A pesquisa foi desenvolvida entre 2022 e 2023 nos municípios de Sena Madureira e Rio Branco, no Acre, sob coordenação do professor Francisco Glauco de Araújo Santos, do Centro de Ciências Biológicas e da Natureza (CCBN), integrando a dissertação de mestrado de Liliane de Souza Anadão, do Programa de Pós-Graduação em Sanidade e Produção Animal Sustentável na Amazônia (PPGSPASA).

O estudo entrevistou 78 famílias e analisou 23 fígados de pacas abatidas para consumo. Em 48% das amostras foram identificados cistos hidáticos causados pelo parasita. A pesquisa também apontou que a maioria dos cães das comunidades participa das caçadas e consome vísceras cruas dos animais.

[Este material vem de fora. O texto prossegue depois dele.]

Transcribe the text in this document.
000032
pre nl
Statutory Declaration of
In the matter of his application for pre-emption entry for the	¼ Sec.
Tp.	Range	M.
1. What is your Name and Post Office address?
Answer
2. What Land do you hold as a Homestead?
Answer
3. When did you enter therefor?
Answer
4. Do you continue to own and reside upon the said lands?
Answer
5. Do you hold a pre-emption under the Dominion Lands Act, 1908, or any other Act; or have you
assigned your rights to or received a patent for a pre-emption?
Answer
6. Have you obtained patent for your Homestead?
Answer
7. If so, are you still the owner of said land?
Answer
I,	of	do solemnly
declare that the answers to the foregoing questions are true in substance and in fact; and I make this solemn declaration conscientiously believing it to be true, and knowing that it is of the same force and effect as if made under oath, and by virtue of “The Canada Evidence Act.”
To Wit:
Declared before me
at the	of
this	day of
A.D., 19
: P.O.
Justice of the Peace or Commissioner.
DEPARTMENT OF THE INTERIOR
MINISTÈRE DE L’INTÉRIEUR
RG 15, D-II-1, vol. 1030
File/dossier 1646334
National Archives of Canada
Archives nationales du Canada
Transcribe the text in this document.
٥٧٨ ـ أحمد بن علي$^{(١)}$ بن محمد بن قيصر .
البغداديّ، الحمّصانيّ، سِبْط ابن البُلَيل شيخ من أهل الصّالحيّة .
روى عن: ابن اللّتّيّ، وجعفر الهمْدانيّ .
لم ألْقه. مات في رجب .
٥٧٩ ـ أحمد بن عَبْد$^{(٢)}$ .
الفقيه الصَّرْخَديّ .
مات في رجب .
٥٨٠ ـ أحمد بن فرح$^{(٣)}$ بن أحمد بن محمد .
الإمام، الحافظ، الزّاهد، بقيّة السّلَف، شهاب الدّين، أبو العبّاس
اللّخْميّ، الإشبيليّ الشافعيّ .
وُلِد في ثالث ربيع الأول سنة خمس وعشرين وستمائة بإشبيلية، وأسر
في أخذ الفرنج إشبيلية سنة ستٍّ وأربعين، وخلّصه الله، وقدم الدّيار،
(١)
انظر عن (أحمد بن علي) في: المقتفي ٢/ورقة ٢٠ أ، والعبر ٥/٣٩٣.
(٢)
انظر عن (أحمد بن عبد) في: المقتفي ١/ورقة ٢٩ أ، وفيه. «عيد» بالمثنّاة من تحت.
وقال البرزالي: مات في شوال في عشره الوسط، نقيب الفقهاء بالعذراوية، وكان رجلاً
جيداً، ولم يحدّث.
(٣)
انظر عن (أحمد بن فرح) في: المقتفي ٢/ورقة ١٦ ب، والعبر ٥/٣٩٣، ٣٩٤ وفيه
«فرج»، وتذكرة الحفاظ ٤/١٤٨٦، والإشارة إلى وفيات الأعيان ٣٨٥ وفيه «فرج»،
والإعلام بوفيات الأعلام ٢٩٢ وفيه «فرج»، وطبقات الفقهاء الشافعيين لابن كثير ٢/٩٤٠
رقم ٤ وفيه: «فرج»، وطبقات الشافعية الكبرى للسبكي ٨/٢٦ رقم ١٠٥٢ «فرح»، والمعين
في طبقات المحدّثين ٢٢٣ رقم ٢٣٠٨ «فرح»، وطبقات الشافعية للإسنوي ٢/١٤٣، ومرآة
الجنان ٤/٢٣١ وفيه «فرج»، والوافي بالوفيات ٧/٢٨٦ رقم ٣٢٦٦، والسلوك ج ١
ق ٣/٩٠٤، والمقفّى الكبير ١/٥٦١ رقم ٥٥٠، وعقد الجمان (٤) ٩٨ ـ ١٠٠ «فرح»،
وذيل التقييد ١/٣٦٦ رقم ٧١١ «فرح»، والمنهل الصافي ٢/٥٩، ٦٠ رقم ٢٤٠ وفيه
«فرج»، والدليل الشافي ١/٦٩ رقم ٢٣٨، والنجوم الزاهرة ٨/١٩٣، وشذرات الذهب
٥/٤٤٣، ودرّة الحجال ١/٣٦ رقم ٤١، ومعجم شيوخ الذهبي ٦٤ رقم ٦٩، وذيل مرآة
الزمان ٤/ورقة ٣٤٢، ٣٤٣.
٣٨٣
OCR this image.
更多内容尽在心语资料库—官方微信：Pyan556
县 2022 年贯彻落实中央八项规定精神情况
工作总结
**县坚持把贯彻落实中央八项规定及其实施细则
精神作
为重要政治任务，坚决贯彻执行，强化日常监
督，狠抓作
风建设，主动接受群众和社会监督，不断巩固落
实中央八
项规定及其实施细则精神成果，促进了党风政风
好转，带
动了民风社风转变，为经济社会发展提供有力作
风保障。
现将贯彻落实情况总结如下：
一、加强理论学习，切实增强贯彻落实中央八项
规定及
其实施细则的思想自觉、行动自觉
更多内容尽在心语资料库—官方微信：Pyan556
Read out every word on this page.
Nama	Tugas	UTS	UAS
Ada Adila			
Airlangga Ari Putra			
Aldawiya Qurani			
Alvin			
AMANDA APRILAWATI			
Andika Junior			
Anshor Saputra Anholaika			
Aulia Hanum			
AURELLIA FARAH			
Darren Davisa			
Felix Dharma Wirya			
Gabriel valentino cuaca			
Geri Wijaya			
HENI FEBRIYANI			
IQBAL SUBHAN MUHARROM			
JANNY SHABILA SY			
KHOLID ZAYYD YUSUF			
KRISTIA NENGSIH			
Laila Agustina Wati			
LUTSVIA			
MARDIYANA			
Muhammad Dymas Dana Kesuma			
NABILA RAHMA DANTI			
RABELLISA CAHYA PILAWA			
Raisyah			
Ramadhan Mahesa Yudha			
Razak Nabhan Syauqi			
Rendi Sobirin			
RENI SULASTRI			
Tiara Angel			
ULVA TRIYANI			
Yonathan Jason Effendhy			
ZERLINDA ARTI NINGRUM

Segundo os pesquisadores, o principal risco de transmissão ocorre quando cães infectados eliminam ovos do parasita no ambiente, contaminando solo, água e alimentos.

“O principal risco está associado ao descarte inadequado das vísceras e ao contato com ambientes contaminados pelas fezes de cães infectados”, destacou o professor Francisco Glauco.

O estudo reforça a necessidade de ações de vigilância e educação em saúde nas comunidades rurais, principalmente relacionadas ao manejo de cães e ao descarte adequado das vísceras dos animais abatidos.

Para o pesquisador Leandro Siqueira, doutor em Medicina Tropical pela Fiocruz e coautor do estudo, a pesquisa amplia o conhecimento sobre a transmissão da doença na Amazônia e pode contribuir para futuras ações de prevenção e diagnóstico na região.